Elysium Fire
- Author: Alastair Reynolds
- Language: English
- Series: Revelation Space
- Genre: Science fiction
- Publisher: Gollancz
- Publication date: 25 Jan 2018
- Publication place: United Kingdom
- Media type: Print (hardcover and paperback)
- Pages: 416
- ISBN: 978-0-575-09062-0
- OCLC: 4483302867
- Dewey Decimal: 823/.914
- LC Class: PR6068.E95 2018
- Preceded by: Aurora Rising
- Followed by: Machine Vendetta

= Elysium Fire =

Book by Alastair Reynolds

Elysium Fire is a 2018 hard science fiction novel by Welsh author Alastair Reynolds. It is a direct sequel to Aurora Rising, taking place in the Revelation Space universe. Reynolds has stated that the novel requires no previous knowledge of Aurora Rising, functioning as a standalone work.

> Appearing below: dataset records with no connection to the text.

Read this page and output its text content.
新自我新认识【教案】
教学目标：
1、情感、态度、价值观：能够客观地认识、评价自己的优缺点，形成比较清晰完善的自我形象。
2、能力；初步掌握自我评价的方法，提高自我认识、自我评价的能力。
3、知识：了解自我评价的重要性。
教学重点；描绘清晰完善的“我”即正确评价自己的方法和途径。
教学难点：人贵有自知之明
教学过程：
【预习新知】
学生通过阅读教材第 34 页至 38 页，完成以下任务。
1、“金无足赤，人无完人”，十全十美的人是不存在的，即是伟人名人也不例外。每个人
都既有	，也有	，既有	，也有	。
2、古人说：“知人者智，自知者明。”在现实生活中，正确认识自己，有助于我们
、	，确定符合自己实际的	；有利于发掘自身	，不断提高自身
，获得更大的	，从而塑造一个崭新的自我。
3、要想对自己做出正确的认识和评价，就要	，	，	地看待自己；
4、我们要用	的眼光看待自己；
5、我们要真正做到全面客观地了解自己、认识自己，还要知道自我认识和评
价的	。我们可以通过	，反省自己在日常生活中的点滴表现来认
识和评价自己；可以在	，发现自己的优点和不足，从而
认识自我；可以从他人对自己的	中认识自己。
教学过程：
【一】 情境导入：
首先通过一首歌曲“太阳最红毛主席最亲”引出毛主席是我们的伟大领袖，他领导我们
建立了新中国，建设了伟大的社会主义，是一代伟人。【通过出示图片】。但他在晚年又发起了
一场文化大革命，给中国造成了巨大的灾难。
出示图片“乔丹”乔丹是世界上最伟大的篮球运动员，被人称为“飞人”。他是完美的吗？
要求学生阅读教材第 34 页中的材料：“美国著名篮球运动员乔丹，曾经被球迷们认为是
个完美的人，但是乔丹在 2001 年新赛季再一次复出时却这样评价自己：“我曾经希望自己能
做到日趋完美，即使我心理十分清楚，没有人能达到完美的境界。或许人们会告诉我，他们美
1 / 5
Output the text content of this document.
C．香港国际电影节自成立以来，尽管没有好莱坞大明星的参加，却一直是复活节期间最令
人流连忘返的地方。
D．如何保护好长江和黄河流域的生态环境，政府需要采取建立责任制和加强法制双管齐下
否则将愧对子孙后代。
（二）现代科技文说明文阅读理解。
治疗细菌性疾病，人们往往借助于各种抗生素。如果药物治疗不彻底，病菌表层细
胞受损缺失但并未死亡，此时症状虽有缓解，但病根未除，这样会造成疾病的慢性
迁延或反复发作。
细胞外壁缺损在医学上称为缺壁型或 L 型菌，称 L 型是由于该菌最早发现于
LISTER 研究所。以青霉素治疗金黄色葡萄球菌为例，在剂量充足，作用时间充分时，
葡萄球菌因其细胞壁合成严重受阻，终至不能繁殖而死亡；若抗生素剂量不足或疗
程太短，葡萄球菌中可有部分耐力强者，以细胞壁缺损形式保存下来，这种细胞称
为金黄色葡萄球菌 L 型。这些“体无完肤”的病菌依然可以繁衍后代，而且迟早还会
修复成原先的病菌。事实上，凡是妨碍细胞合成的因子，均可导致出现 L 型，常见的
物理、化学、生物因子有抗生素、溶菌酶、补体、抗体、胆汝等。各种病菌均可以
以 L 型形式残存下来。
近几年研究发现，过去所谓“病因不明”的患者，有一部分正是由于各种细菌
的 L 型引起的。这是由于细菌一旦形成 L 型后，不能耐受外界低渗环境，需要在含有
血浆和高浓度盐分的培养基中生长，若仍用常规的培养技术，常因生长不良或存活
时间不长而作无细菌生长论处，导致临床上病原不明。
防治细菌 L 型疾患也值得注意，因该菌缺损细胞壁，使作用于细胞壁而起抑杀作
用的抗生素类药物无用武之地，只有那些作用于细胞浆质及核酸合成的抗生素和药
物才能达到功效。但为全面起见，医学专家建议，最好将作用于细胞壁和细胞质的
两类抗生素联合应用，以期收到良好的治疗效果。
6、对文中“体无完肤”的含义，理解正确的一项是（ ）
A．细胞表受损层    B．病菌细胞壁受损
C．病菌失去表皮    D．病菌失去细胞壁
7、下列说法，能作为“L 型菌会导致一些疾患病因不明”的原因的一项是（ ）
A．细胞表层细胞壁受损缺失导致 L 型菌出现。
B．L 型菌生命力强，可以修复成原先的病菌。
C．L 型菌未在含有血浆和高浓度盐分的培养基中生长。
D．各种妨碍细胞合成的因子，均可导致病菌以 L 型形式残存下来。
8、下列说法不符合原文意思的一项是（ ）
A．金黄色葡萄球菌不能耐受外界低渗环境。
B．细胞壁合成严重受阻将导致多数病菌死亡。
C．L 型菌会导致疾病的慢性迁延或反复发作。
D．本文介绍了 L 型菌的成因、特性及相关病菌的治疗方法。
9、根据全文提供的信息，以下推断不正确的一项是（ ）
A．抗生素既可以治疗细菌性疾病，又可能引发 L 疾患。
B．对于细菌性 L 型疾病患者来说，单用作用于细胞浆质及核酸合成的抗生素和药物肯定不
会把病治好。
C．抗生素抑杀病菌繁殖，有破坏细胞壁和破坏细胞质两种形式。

Aurora Rising, Elysium Fire, and Machine Vendetta comprise the Prefect Dreyfus Emergencies series.

==Synopsis==
Elysium Fire begins two years after the events of Aurora Rising. Senior Prefect Tom Dreyfus and Field Prefect Thalia Ng are investigating a series of strange deaths. Random, unconnected citizens in the Glitter Band are "melting"—the neural implants in their heads rapidly overheating and frying their brains. The meltings begin to occur at an increasing rate, and the Prefects have no idea where to start the investigation. As the meltings are happening, several habitats in the Glitter Band, unhappy with the decisions made by Panoply at the end of Aurora Rising, begin seceding from the Glitter Band and thus no longer fall under the authority of Panoply. Leading the movement to secede is the mysterious Julius Devon Garlin Voi, who seems to have inside knowledge of what has been happening.

==Reception==
Eric Brown of The Guardian praises Reynolds's world building for the novel, and his ability to populate the far-future technological societies with well rounded characters. Publishers Weekly says "the big concepts and complex story effectively pull readers into intriguing speculation about human identity and potential."